A Short History of Copy and Move in WebDAV

In the beginning, a lone voice cried out "Copy is hard."

So the dialectic began (names have been changed to protect the guilty): 

Yaron: "If you copy a resource the result will be a perfect reproduction of
that resource."

Jim: "What does reproduction mean?"

Yaron: "Reproduction is a means for procreating the species, but that isn't
important right now. What is important is that the result of a COPY method
produce a resource which responds to each method exactly as the original."

Jim: "What if the source resource is a CGI file in the CGI directory and the
destination is not a CGI enabled directory? What if the source resource is
an ISAPI DLL and the destination is a JAVA resource?"

Yaron: "Um.... uh... um.... o.k. Um... lets... um... uh... ignore that part
of the problem. Yeah... yeah that's it! But at least the properties have to
be copied across exactly! After all, properties are useless if they don't at
least come across with the same behavior."

Jim: "Is interoperability served by having a copy fail because the source
and destination don't happen to support the same set of live properties?"

Yaron: "O.k. already, shesh, I give in! Best effort copy. You send in the
copy, you cross your fingers and you hope for the best. Maybe all the
methods work the same at the destination, maybe they don't. Maybe some
properties make it across, maybe some don't."

Jim: "The great wise man, Ted Hardie a.k.a. NASA Boy, has said that if a
client can not know what success and failure mean when executing a method
then the client will refuse to execute that method. Does your definition of
COPY meet Ted's requirement?"

Yaron: "Fair enough, we will define a 'pre-copy' method where you can get a
preview of the results of the copy."

Jim: "Won't that be expensive in terms of round trips? Will clients really
be able to do anything meaningful with the results? What will the expense be
if the copy is to use the depth header? Can you guarantee atomicity in terms
of the pre-copy and subsequent copy? Can your server implementation perform
the roll back after the pre-copy so as to ensure accurate results?"

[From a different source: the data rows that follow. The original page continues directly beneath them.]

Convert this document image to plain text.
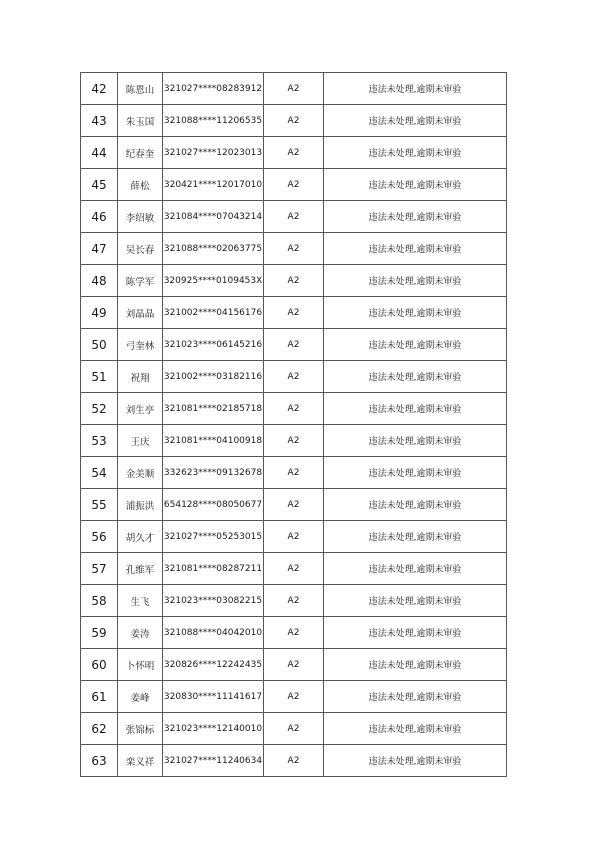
42	陈恩山	321027****08283912	A2	违法未处理,逾期未审验
43	朱玉国	321088****11206535	A2	违法未处理,逾期未审验
44	纪春奎	321027****12023013	A2	违法未处理,逾期未审验
45	薛松	320421****12017010	A2	违法未处理,逾期未审验
46	李绍敏	321084****07043214	A2	违法未处理,逾期未审验
47	吴长春	321088****02063775	A2	违法未处理,逾期未审验
48	陈学军	320925****0109453X	A2	违法未处理,逾期未审验
49	刘晶晶	321002****04156176	A2	违法未处理,逾期未审验
50	弓奎林	321023****06145216	A2	违法未处理,逾期未审验
51	祝翔	321002****03182116	A2	违法未处理,逾期未审验
52	刘生亭	321081****02185718	A2	违法未处理,逾期未审验
53	王庆	321081****04100918	A2	违法未处理,逾期未审验
54	金美顺	332623****09132678	A2	违法未处理,逾期未审验
55	浦振洪	654128****08050677	A2	违法未处理,逾期未审验
56	胡久才	321027****05253015	A2	违法未处理,逾期未审验
57	孔维军	321081****08287211	A2	违法未处理,逾期未审验
58	生飞	321023****03082215	A2	违法未处理,逾期未审验
59	姜涛	321088****04042010	A2	违法未处理,逾期未审验
60	卜怀明	320826****12242435	A2	违法未处理,逾期未审验
61	姜峰	320830****11141617	A2	违法未处理,逾期未审验
62	张锦标	321023****12140010	A2	违法未处理,逾期未审验
63	栾义祥	321027****11240634	A2	违法未处理,逾期未审验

Yaron: "So NASA Boy wants us to define how each method will operate at the
destination as a result of the copy?"

Jim: "I said he is a ***wise man***. He just means the properties."

Yaron: "But won't people figure out the executable resource problem?"

Jim: "People know about the problem, they just don't want to have to deal
with it."

Yaron: "Can we get away with leaving a gapping hole like that in the
specification?"

Jim: "You would be surprised with what we can get away with when a working
group want to side step an unsolvable problem."

Yaron: "O.k... so um... all properties MUST be copied across, but not all
may make it across as live properties."

Jim: "Let us pretend we have a versioned resource."

Yaron: "Pretend? But.. But.. I thought this was the Distributed Authoring
and Versioning Standard. Aren't we supposed to have versioning?"

Jim: "Shut up."

Yaron: "But..."

Jim: "SHUT UP. Now, as I was saying. Pretend we have a versioned resource
and lets pretend it has a version history property. Would you really want
the copy to succeed if the destination doesn't support the version history
property?"

Yaron: "Hum... I guess not. O.k. we will put in a switch that says that all
live properties must be copied across live and in case that is a little too
harsh we will also put in an option where you can specify that only certain
properties must be copied across live. The default will be best effort, live
if you can, dead if you must. Now clients at least know what the list of
properties at the destination will be and have some idea as to what their
value will be."

Jim: "Hum... perhaps today is a good day to die. SHIP IT!"